Antes de que arrecien los saraos de los cada vez más livianos universitarios y sus deposiciones congresuales nos alumbren con sus métodos científicos sobre las estructuras económicas y las subidas del trigo en la segunda mitad del siglo XV, vamos a aprovechar para decir algo de una de las mujeres más importantes de nuestra historia: Isabel I de Castilla, la Católica.

La hija de Juan II de Castilla e Isabel de Portugal nació en el palacio que su padre tenía en Madrigal de las Altas Torres (Ávila) el 22 de abril de 1451. Murió en el palacio que los reyes habitaron en la plaza de Medina del Campo en 1504. En el arco de esta trayectoria se fue fraguando hasta su cenit y muy dolorosa decadencia física una personalidad de voluntad férrea, notable inteligencia política y una firmeza, vigor y resistencia inquebrantables. Lo que retrata más genuinamente a la reina Isabel es el dominio de sí misma, el arte de la simulación que compartía, como casi todo, con su marido, Fernando de Aragón, cuya astucia y talento políticos inspiraron El príncipe de Maquiavelo. Les igualaba sobre todo la ambición. Nunca sabremos en este campo quién superó a quién. Pero sí sabemos que tanto a la una como al otro les movía la pasión por el poder, su concepción y uso del poder. Antes que 'Católica', título equivalente al de 'Cristianísimo' de los reyes franceses, la reina Isabel fue política. Nadie pone en duda su sincero catolicismo, pero sus acciones y su comportamiento están determinados por una voluntad y una exigencia políticas, que ni ella ni su marido subordinan a la religión, sino muy al contrario, incluida la Inquisición que ponen en marcha en 1478 y que se arrogan de inmediato como una cuestión de Estado que escapa en absoluto al papado y a la jerarquía de la Iglesia, desvinculándola por completo de la ya por entonces vieja Inquisición medieval, ésta sí dependiente de Roma.

En la soledad austera de los años de infancia y adolescencia vividos con su enajenada madre en Arévalo, fue perfilando Isabel una personalidad sobria y contenida que encontró en el disimulo el recurso extraordinario de supervivencia en una Castilla convulsa y turbulenta, donde las querellas dinásticas y las guerras civiles habían estimulado la depredación y el bandidaje insaciable de los nobles desde el asesinato en Montiel de Pedro I (1369). El espectáculo de vejación descarnada, el debilitamiento y descrédito ominoso a que la nobleza sometió a Enrique IV, su hermano de padre, degradando a la monarquía a un estado de ignominia, llevaron a Isabel al profundo convencimiento de una apuesta: restaurar por todos los medios la autoridad de la monarquía, restablecer su prestigio y, a la vez, el orden social destruido por un siglo de rapiña y preeminencia política de los nobles.

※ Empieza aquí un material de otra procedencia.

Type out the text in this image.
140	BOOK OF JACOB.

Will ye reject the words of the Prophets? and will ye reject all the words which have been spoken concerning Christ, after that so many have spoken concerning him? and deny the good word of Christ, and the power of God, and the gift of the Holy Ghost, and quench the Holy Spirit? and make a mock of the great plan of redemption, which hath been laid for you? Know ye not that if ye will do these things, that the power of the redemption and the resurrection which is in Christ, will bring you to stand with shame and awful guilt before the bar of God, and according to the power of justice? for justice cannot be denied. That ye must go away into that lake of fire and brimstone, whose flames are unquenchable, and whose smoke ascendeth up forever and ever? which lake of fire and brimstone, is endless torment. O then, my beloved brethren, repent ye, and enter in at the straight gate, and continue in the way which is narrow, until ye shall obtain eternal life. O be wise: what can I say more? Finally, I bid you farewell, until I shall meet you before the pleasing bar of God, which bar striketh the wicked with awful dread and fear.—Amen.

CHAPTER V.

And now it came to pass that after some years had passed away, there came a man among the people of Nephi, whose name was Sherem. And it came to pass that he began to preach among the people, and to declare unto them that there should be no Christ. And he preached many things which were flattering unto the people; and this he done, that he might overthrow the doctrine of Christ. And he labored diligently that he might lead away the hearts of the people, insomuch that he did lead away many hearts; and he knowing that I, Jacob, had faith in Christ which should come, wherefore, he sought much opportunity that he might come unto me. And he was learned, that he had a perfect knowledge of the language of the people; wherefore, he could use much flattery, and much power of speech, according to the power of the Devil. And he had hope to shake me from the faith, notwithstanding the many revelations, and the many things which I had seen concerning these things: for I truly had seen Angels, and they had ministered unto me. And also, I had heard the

Era una aspiración que estaba en el aire, ansiosamente deseada por una población mayoritaria que necesitaba un discurso y unos hechos que movieran a la esperanza. Y la reina Isabel supo concretarla y hacer de ella una tarea común de todo un pueblo, a la que unió la necesidad de acabar con la Reconquista, conseguida con la toma de Granada (1492). Ese fue su mayor éxito, adornado por el descubrimiento de unas Indias lejanas y empañado, sin duda, por el uso de la unidad de la fe católica y su exaltación como elemento de cohesión del Estado, propiciando el establecimiento de la Inquisición y la expulsión de los judíos.

En las sombras de Isabel está su convencimiento, más que probable, de la legitimidad de Juana la Beltraneja, su sobrina, a la que hizo la guerra civil que le dio el trono, pero, sobre todo, la Inquisición y el éxodo de los judíos, su sufrimiento terrible y su despojo, porque a la Inquisición, creada para perseguir conversos que judaizaran (marranos), no le importaban tanto los hechos como las conciencias y su práctica de terror total para su control introdujo en la Historia un monstruo moderno, con grandes aportaciones del reformador Calvino en el siglo XVI, que acabaría denominándose en el siglo XX totalitarismo. Aquella Inquisición fue su gran precedente.